The case of a former solicitor who stole €260,000 from her clients is to be re-heard after the sentencing judge realised that a member of her wider family knew a relative of the accused.
Jacqueline Durcan (47 ) previously from Co Mayo but with an address in Rue Laubespin, Brussels, Belgium, pleaded guilty at Dublin Circuit Criminal Court to one count of stealing €260,000 between February 21, 2008 and January 27, 2011.
At an earlier sentence hearing this month Judge Melanie Greally heard that Durcan, a mother-of-five, was running the family business, Durcan Solicitors in Castlebar, Co Mayo, at the time of the offence.
She claimed she stole the money after she made a series of “catastrophic” investments during the property boom. The court heard Durcan and her husband owed €6.5 million to the banks at the time.
Judge Greally had adjourned the case having heard evidence to allow her time to consider sentencing.
She said on Monday that it had since come to her attention that a member of her wider family was known to Durcan’s family and she felt she could now not deal with the case.
She transferred it to Judge Patricia Ryan, who adjourned the case to December 2 next when the evidence will be re-heard.
Garda Noel Brown told Sean Gillane SC, prosecuting, at the earlier hearing, that between 2008 and 2011, Durcan made five withdrawals of sums up to €100,000 from mixed client deposit accounts.
Some of the money was spent on office expenditure and professional indemnity insurance, Garda Brown said. However, in September 2010, Durcan used €51,500 of the money to pay for the purchase of her own home, the court heard.

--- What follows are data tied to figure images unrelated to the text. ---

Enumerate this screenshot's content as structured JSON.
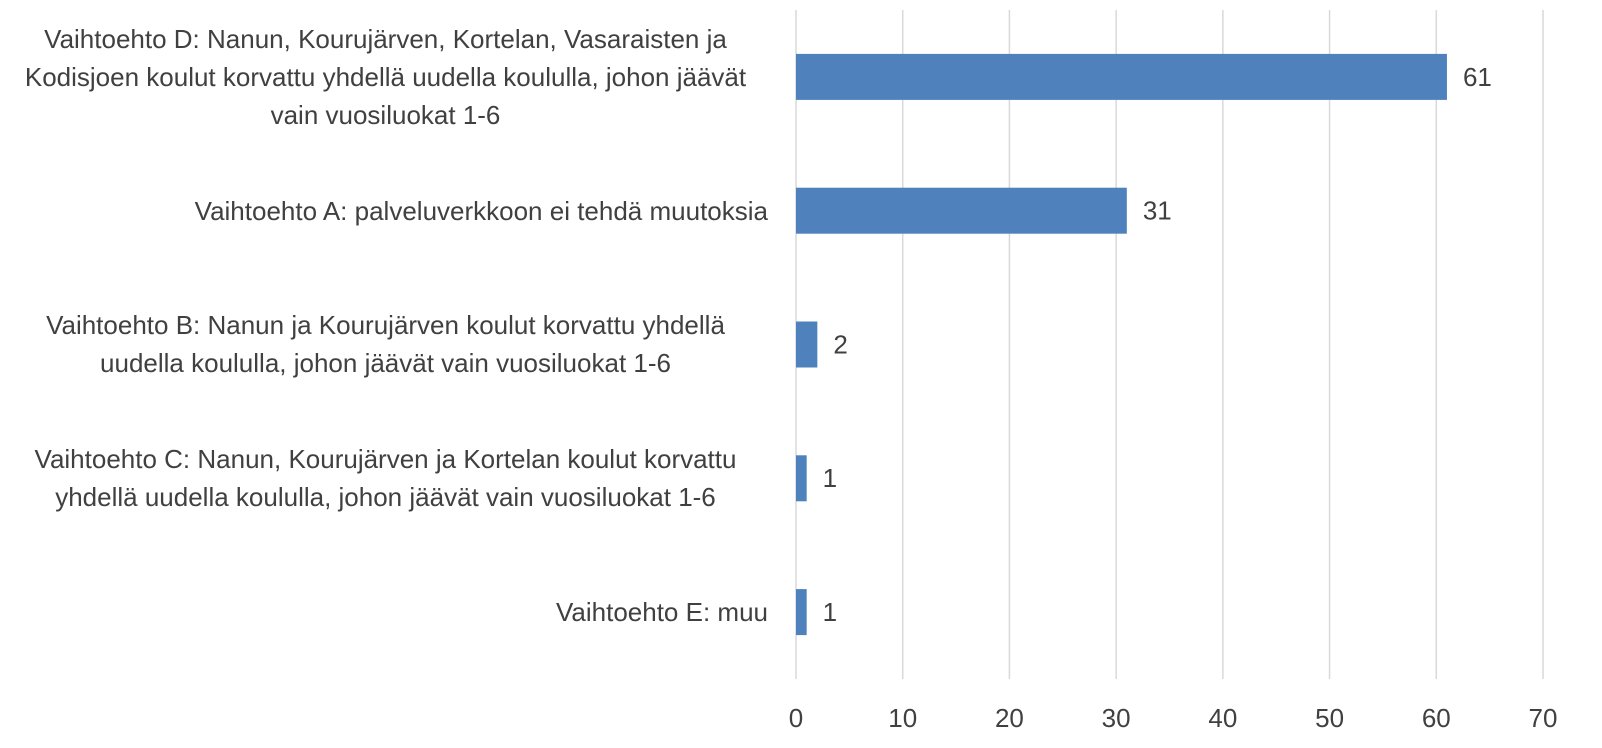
{
  "chart_data": {
    "type": "bar",
    "orientation": "horizontal",
    "categories": [
      "Vaihtoehto D: Nanun, Kourujärven, Kortelan, Vasaraisten ja Kodisjoen koulut korvattu yhdellä uudella koululla, johon jäävät vain vuosiluokat 1-6",
      "Vaihtoehto A: palveluverkkoon ei tehdä muutoksia",
      "Vaihtoehto B: Nanun ja Kourujärven koulut korvattu yhdellä uudella koululla, johon jäävät vain vuosiluokat 1-6",
      "Vaihtoehto C: Nanun, Kourujärven ja Kortelan koulut korvattu yhdellä uudella koululla, johon jäävät vain vuosiluokat 1-6",
      "Vaihtoehto E: muu"
    ],
    "values": [
      61,
      31,
      2,
      1,
      1
    ],
    "color": "#4f81bd",
    "xlim": [
      0,
      70
    ],
    "xticks": [
      0,
      10,
      20,
      30,
      40,
      50,
      60,
      70
    ],
    "grid": true
  }
}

Upon hearing her practice was due to be audited in early 2011, Durcan contacted the Law Society and told them there would be a deficit in the accounts.
The court heard it was extremely difficult to ascertain which clients had money stolen from them, as the funds were taken from mixed accounts. In 2014, the Law Society paid out €206,184 in compensation claims, which Durcan has since repaid.

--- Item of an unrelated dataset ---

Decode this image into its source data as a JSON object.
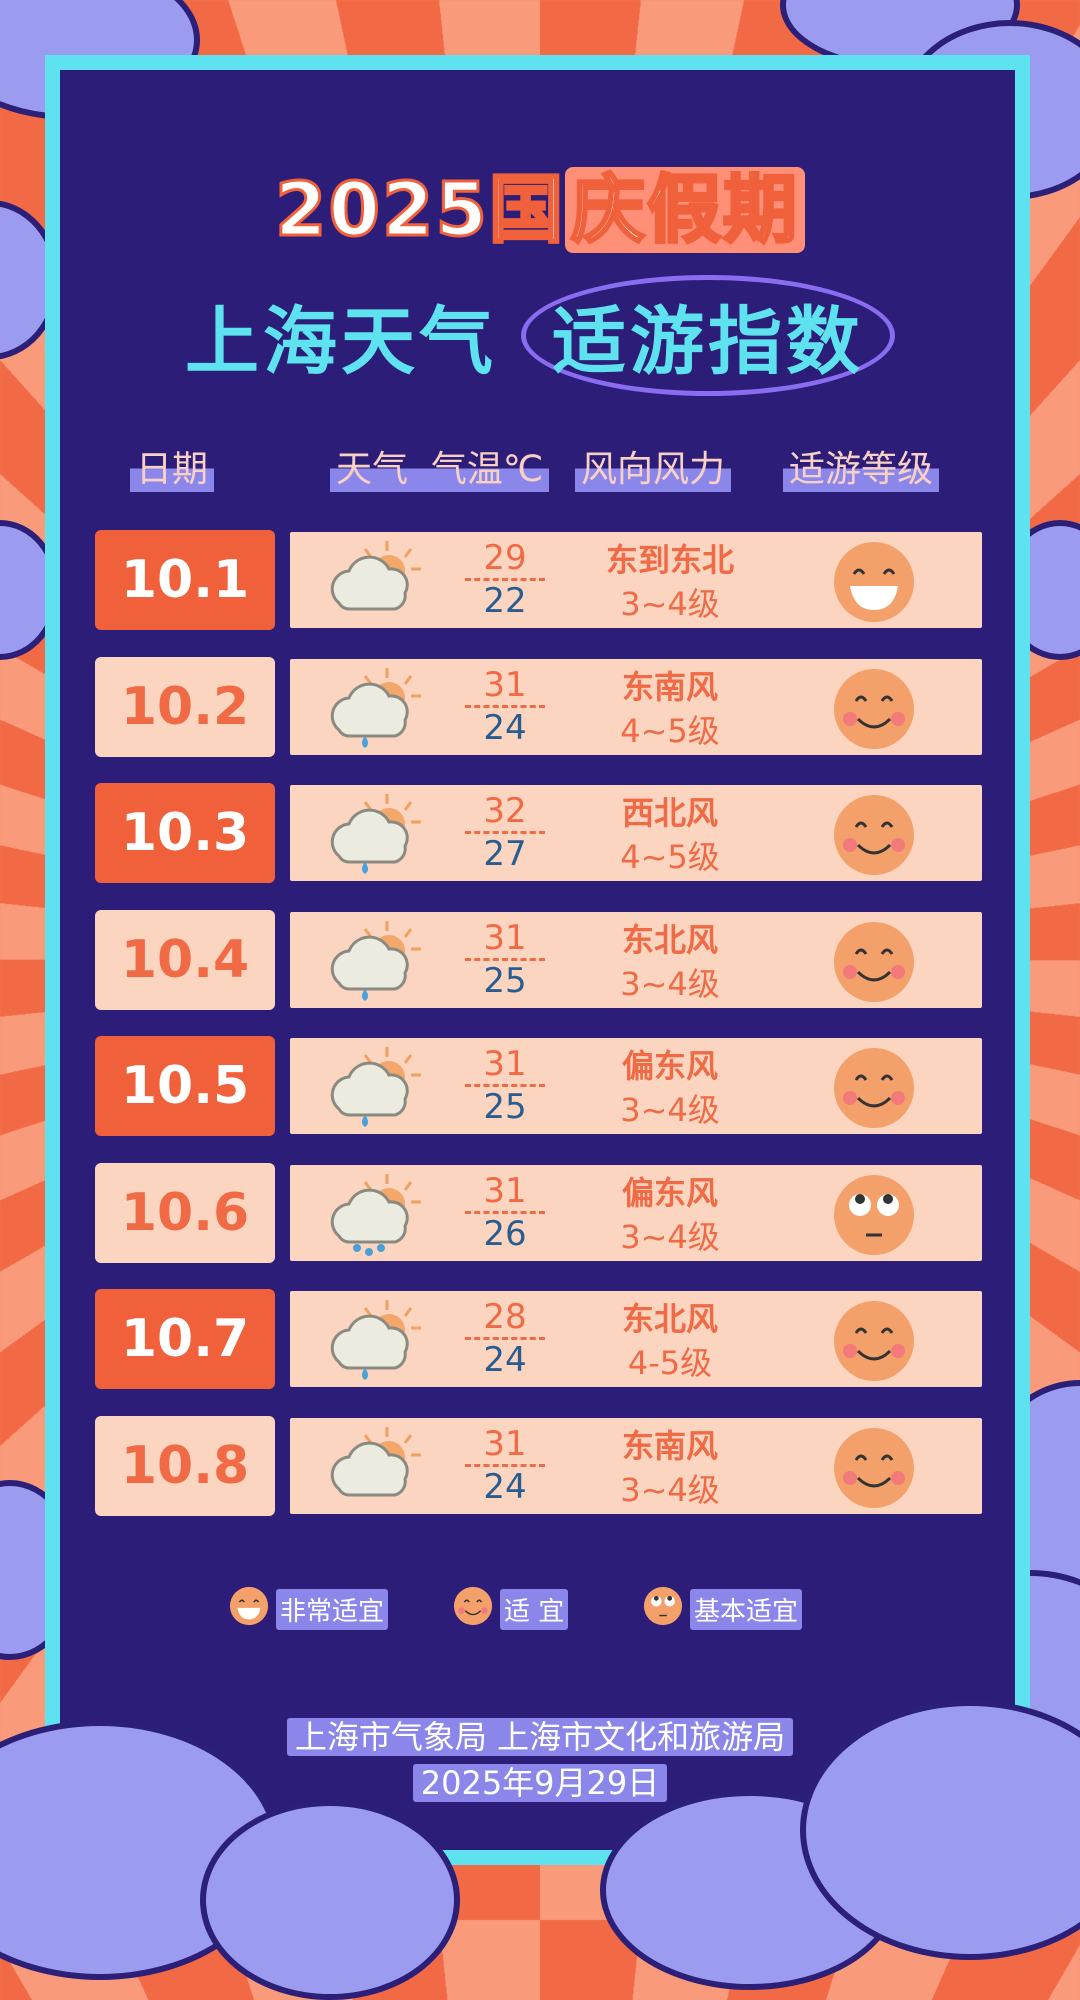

Durcan was struck off and moved to Belgium with her family, where she now teaches English as a foreign language. She has no previous convictions.
Defence barrister, Patrick Gageby SC, said his client and her husband were in the difficult position of owing €6.5 million to the banks at the time of the offence.
“This young couple overreached themselves during the property bubble,” he said. “They made a series of ventures which brought catastrophic circumstances on themselves and their family.”
The couple now live in “egregious” financial circumstances in Belgium and struggle to support themselves and their young children, Mr Gageby said.
“This is not a case in which anybody set out to enrich themselves,” he said. “It’s not a case where she set out to defraud her clients.” The thefts took place at a time when Durcan was trying to run a practise with two full-time and four part-time workers, Mr Gageby added.
He said Durcan was aware of the shame she has brought on her family and has had to close the family practice that was “at the forefront of Mayo legal circles for 90 years”. She is extremely unlikely to reoffend, he said.